Personal information
- Born: 6 August 1996 (age 29) Blagoevgrad, Bulgaria

Chess career
- Country: Bulgaria
- Title: International Master (2009)
- FIDE rating: 2456 (July 2026)
- Peak rating: 2490 (May 2011)

= Kiprian Berbatov =

Bulgarian chess player

Kiprian Berbatov (Киприан Бербатов; born 6 August 1996) is a Bulgarian chess player who holds the title of International Master (IM) (2009).

==Biography==
Kiprian Berbatov is cousin of the Bulgarian national football player Dimitar Berbatov.

He played for Bulgaria in European Youth Chess Championships and World Youth Chess Championships in the different age groups and won two medals: European Youth Chess Championship's gold in U12 age group (2008) and European Youth Chess Championship's bronze in U10 age group (2005).

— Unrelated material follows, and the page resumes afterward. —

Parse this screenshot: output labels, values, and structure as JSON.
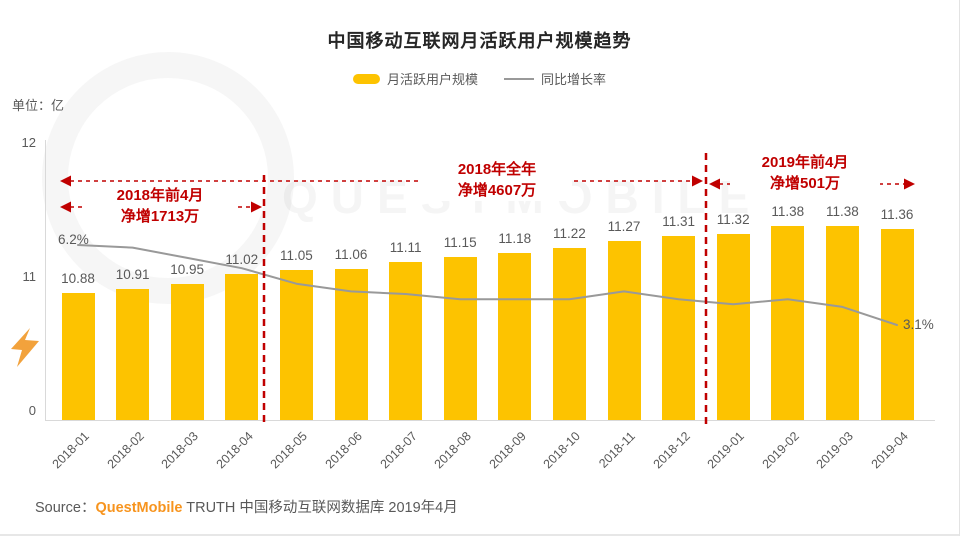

Kiprian Berbatov is winner of several international chess tournaments, including winning or shared first places in Arteixo and Ferrol (both 2008), Sautron and Torredembarra (both 2009), and Seville (2010). In 2010, in Khanty-Mansiysk Kiprian Berbatov played for Bulgaria team in 39th Chess Olympiad.

In 2009, he was awarded the FIDE International Master (IM) title.

Since 2011, Kiprian Berbatov has not participated in chess tournaments.